What sets Green Room apart from other slasher films is it’s economy of narrative. Not a single frame is wasted on unnecessary background, boring exposition dumps or contrived wrap-ups and explanations. Everything that can and should be known about the characters, and the story itself is implied visually. One could put the film on mute and still feel intimately involved with the band and grimly bracing for impending doom.
Though the plot may sound a bit silly, it most definitely isn’t. The neo-Nazis in this film are actually terrifying. They are ruthless cold people, however they are also hesitant. They know that the punk band can fight back, so caution must be taken. This shows that the people in this film are realistic. They fear, but they can also cause fear. That is also one of strong aspects of this film- realism. When things happen, there will be consequences. That also applies to gore. The gore will make you cringe. It’s realistic and they show you every little detail. When somebody gets injured, they suffer from that injury, making them weaker and easier to kill. The feeling that somebody may die any second creates some great tension.

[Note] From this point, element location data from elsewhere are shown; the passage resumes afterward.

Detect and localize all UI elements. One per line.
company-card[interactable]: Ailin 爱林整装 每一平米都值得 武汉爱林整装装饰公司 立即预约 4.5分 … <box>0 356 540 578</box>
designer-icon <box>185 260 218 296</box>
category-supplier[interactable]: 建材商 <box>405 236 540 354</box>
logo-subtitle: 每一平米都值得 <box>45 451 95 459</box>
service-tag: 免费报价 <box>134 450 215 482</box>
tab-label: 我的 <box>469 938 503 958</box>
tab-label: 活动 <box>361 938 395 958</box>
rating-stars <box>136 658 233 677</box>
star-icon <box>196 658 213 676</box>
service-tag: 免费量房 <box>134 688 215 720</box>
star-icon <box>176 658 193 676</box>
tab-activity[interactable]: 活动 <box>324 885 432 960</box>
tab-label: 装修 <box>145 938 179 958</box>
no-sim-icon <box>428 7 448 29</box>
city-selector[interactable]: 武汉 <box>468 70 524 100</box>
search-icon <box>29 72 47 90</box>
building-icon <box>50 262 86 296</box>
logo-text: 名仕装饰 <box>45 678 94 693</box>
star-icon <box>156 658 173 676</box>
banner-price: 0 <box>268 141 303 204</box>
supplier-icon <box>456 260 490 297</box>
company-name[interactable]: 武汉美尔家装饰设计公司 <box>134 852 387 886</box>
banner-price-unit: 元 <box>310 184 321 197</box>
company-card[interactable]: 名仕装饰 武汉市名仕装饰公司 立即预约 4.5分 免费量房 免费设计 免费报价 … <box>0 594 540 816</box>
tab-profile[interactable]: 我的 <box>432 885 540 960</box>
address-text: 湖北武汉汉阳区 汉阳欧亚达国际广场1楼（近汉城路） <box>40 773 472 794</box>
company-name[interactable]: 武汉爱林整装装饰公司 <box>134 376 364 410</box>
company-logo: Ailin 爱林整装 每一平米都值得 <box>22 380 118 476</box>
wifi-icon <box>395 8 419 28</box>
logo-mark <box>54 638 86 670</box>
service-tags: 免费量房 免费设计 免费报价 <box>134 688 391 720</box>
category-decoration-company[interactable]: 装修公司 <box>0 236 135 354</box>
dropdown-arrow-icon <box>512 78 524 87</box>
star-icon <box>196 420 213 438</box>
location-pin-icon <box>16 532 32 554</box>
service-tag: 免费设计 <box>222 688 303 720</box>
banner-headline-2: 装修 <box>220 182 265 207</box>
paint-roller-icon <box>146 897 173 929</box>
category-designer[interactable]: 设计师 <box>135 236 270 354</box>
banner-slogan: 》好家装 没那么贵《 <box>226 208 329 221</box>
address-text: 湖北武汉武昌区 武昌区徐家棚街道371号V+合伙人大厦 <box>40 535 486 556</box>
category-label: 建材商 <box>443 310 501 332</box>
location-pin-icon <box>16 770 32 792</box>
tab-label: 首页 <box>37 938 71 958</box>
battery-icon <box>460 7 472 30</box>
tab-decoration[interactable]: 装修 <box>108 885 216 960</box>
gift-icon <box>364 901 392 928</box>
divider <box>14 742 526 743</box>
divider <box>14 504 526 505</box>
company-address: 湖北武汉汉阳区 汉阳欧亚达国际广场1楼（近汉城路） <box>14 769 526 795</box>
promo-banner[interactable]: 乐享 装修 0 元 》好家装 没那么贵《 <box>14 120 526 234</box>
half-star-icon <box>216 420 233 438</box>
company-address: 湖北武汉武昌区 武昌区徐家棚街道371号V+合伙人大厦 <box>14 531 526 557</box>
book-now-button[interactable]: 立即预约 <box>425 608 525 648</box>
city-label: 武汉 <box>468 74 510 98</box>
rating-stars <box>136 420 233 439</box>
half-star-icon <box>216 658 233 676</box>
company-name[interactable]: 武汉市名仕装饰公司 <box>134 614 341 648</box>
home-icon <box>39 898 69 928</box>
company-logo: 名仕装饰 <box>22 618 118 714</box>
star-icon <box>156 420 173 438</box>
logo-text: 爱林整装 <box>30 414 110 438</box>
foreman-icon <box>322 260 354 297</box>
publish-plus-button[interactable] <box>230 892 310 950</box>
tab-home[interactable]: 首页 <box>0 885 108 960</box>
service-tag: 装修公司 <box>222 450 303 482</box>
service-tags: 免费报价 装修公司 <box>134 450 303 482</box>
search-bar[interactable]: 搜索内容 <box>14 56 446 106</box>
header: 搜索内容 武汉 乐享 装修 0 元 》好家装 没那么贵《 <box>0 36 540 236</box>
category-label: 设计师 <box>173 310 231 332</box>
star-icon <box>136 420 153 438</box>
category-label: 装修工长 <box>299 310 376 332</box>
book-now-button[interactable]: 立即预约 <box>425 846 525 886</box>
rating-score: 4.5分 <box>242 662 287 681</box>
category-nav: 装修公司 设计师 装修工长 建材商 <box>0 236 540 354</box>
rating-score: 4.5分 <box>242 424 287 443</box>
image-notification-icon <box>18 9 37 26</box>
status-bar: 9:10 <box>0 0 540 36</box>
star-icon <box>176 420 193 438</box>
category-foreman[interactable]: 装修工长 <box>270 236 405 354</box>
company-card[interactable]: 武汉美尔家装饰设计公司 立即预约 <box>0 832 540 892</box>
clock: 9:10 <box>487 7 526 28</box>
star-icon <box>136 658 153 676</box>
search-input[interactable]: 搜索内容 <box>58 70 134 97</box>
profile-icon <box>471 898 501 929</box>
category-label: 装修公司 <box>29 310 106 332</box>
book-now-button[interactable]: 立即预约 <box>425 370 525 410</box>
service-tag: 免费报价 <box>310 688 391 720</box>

“We’re not keeping you here, you’re just staying.”
Green Room wisely trades in Blue Ruin’s callous and quirky tension for a corrosive sense of dread that soaks through the story like an open wound. Performance wise this movie is really good. Yelchin’s recent demise makes his appearance in ‘Green Room’ all the more special, as well as saddening. He’s particularly remarkable here, enacting the heroic part, with absolute flourish. He was truly among the best of his generation & his untimely passing, makes his loss truly heartbreaking.

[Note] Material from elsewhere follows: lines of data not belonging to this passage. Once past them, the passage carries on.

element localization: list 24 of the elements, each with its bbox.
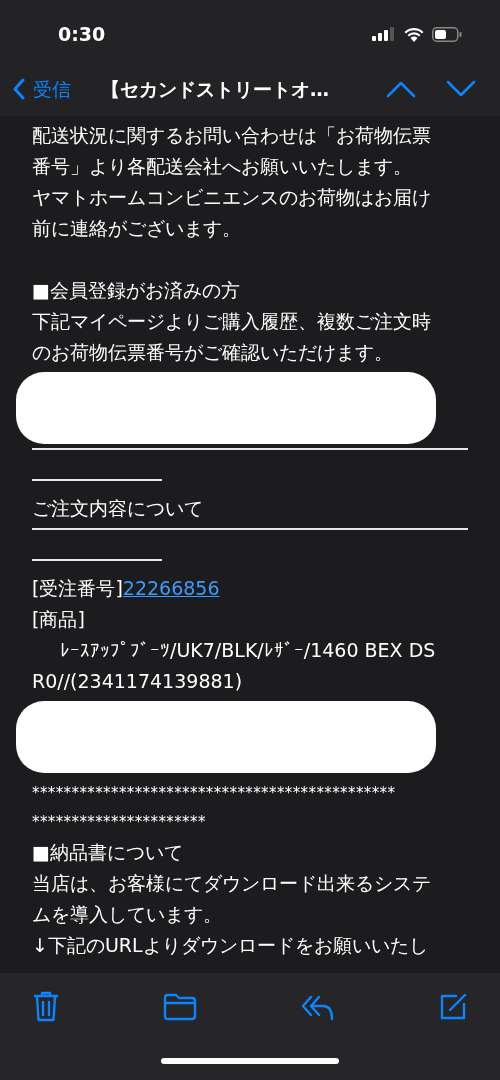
- folder-icon[interactable]: [163, 993, 198, 1021]
- wifi-icon: [404, 26, 424, 42]
- chevron-left-icon: [12, 78, 25, 100]
- status-time: 0:30: [58, 21, 106, 47]
- battery-icon: [432, 26, 462, 42]
- section-heading: ■納品書について: [32, 840, 184, 865]
- body-text: ご注文内容について: [32, 496, 204, 521]
- chevron-up-icon[interactable]: [386, 80, 416, 98]
- body-text: [商品]: [32, 607, 86, 632]
- trash-icon[interactable]: [32, 991, 60, 1023]
- body-text: 配送状況に関するお問い合わせは「お荷物伝票 番号」より各配送会社へお願いいたします。 ヤマトホームコンビニエンスのお荷物はお届け 前に連絡がございます。: [32, 123, 432, 241]
- chevron-down-icon[interactable]: [446, 80, 476, 98]
- order-label: [受注番号]: [32, 576, 123, 601]
- order-number-link[interactable]: 22266856: [122, 573, 220, 604]
- reply-all-icon[interactable]: [300, 993, 335, 1021]
- nav-title: 【セカンドストリートオ…: [101, 76, 329, 102]
- signal-icon: [372, 27, 396, 41]
- asterisk-separator: ********************************************** **********************: [32, 783, 397, 833]
- body-text: 下記マイページよりご購入履歴、複数ご注文時 のお荷物伝票番号がご確認いただけます。: [32, 309, 432, 365]
- product-text: ﾚｰｽｱｯﾌﾟﾌﾞｰﾂ/UK7/BLK/ﾚｻﾞｰ/1460 BEX DS R0//(2341174139881): [32, 638, 437, 694]
- body-text: 当店は、お客様にてダウンロード出来るシステ ムを導入しています。 ↓下記のURLよりダウンロードをお願いいたし: [32, 871, 432, 958]
- compose-icon[interactable]: [438, 992, 468, 1022]
- back-button[interactable]: 受信: [12, 74, 71, 104]
- section-heading: ■会員登録がお済みの方: [32, 278, 241, 303]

Patrick Stewart who does a fabulous job playing as the club’s owner. Unlike the majority of his underlings, who respond to the adrenaline poisoning their veins, Stewart’s Darcy is always collected. It’s as if he’s done this kind of thing before and has no compunction making a group of washout twenty-somethings disappear. Even if that means losing a couple of hungry pitbulls in the process. The movie brings to mind the best elements of Assault on Precinct 13 (1976) mixed with the dread of Halloween (1978) and visual leitmotifs that would have made Kieslowski smile.

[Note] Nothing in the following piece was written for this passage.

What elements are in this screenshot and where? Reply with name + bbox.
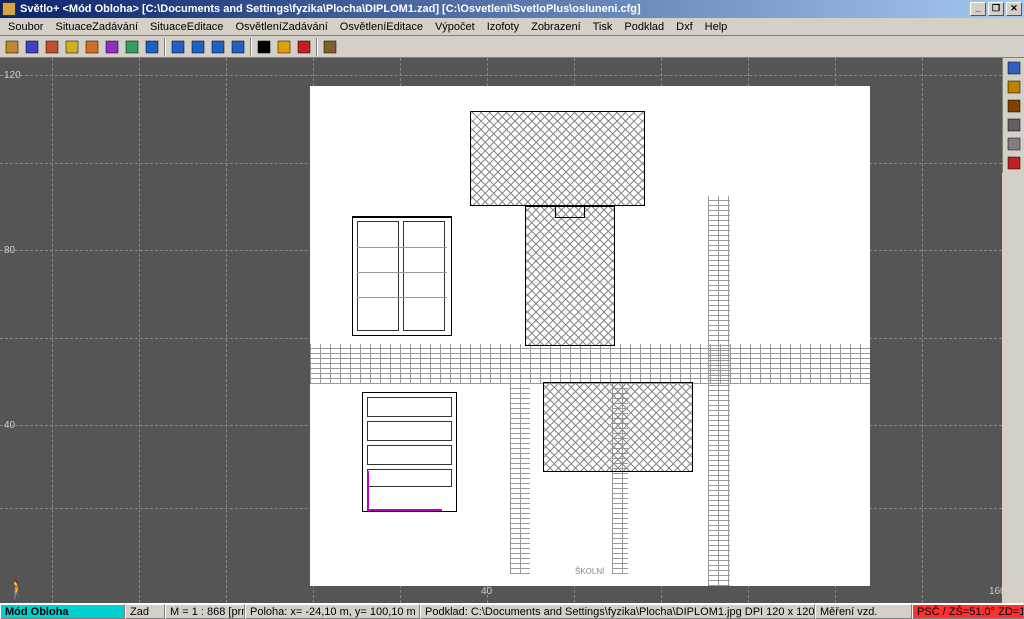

There are some negative points, some of the dialogue is a bit weird at times. Members of the band say things no sane person would say in intense situations, for example: “Let’s split up! Alright good idea!” It may distract you sometimes, but overall it’s not the worst flaw in cinema history. Some minor editing issues are also present.
Overall there are still plenty of twists and turns the characters must go up against which only makes the movie all the more exciting. The general premise might sound tepid or simple but Saulnier knows exactly what he is doing and creates a ton of tension that more than makes up for the lack of a complex story. This is one of the years must see thrillers!